The first thing to recognize is that a high percentage of the images produced and offered for marketing will never sell. For many photographers it is not uncommon to never license 99% of the images they place into the market. Thus, they must earn enough from the ones that do sell to cover the cost of producing the non-sellers.

This might lead some to think that the price to license a single photo should be much higher than what it costs to produce, but if an image can be licensed many times that changes the calculation.



In the RM environment a good selling image may be licensed a handful of times over a period of years. Consider Getty. In 2014 Getty had over 4 million RM images on its site. I estimate they licensed fewer than 500,000 images. Thus, on average in 2014 only one out of every 8 images was licensed even once. Thus, a photographer would need to earn at least enough from every sale to cover the cost of producing 8 images.

Images also have a “useful life” (may sell repeatedly over several years), and that could reduce the amount that needs to be recovered from a single sale. But, given the high volume of new images being pumped into the market useful life is getting shorter and shorter.



On the other hand, in the microstock and subscription environments, it is not uncommon for an image to be licensed hundreds if not thousands of times. On iStock there is one image (3781332) that has been downloaded more than 24,000 times. If an image is licensed many times a microstock photographer can afford to accept much less for each use than the RM photographer and still make a profit, assuming the images cost the same to produce.

In the above case Anouchka’s 2nd most popular image has been licensed 1,300 times, the 10th only 500 times and the 100th, 100 times. She has over 15,000 total images in her collection and over 100,000 total downloads since 2005. Thus, she has an average of roughly 6.66 downloads for every image in her collection, and those downloads have occurred over 10 year period.

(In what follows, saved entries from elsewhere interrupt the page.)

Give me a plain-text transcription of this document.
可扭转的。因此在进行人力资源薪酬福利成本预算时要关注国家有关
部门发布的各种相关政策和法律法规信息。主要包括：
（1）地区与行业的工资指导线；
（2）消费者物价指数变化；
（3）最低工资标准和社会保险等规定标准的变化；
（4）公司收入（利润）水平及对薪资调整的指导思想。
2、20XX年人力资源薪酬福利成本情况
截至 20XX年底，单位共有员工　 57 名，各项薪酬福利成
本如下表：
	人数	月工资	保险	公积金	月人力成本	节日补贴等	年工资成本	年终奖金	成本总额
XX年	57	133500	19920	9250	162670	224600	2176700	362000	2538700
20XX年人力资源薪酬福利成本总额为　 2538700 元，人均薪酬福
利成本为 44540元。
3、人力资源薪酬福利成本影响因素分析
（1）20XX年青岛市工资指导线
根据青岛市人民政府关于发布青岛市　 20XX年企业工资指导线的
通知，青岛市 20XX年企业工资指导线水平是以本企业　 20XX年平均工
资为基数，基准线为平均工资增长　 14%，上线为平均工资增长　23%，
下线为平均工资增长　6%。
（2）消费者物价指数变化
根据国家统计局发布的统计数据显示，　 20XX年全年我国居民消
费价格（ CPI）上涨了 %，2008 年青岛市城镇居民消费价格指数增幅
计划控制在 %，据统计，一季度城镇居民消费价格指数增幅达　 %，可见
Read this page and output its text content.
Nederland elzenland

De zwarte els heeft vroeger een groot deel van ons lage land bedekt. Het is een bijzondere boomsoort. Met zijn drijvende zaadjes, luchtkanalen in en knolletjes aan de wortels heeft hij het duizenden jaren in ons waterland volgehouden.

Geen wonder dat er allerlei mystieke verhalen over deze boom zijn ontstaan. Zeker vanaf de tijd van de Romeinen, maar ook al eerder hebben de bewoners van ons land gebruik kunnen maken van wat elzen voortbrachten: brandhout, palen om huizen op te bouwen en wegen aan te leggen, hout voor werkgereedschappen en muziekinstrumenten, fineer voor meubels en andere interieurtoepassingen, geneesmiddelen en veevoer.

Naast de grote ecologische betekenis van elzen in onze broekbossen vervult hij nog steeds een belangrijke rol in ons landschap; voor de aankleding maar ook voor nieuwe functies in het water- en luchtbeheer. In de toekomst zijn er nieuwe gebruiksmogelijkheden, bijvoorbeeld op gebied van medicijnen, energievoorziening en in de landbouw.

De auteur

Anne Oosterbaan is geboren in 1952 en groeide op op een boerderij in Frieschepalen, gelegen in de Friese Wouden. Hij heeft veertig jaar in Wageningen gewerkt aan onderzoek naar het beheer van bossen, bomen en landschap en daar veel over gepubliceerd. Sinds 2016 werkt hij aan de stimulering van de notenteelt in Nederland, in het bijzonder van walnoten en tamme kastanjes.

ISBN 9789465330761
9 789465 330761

Shutterstock has almost 47 million images in its collection and about 125 million downloads in 2014. Thus, on average every image was downloaded 2.66 times in 2015. At an average price of $2.65 per download that would mean that on average every images in the Shutterstock collection earned $7 in 2014. Image creators get about 30% of the gross sale price or an average of about $2.11 per image.



Cost Of Production


The second thing to look at is cost of production. No two images cost the same to produce when all the general overhead factors are considered. Some days - usually more out of luck than good sense - a photographer can produce many better selling images than on others.

Thus, rather than trying to establish a cost for producing each image, a photographer should look at monthly or yearly costs and divide the total number of salable images produced in the time period to determine the average cost for each images. This would give the photographer some idea of the average per license he/she must earn to show a profit. Of course, costs can vary widely month to month if the photographer occasionally engages in some particularly expensive shoots that include travel, models or props. But if the photographer looks at these numbers on an annual basis at least there is some way to estimate the break-even point.

The other big unknown with stock is the number of times any particular image is likely to be licensed. Most photographers want to believe that every image produced is so great that someone will buy it.  Usually that’s not the case. Thus, no matter how creative and talented the stock photographer happens to be, it is necessary for each individual to regularly track his or her over all costs of operation. Then determine the average cost per image available in the market during the time and compare that to the revenue generated by those images.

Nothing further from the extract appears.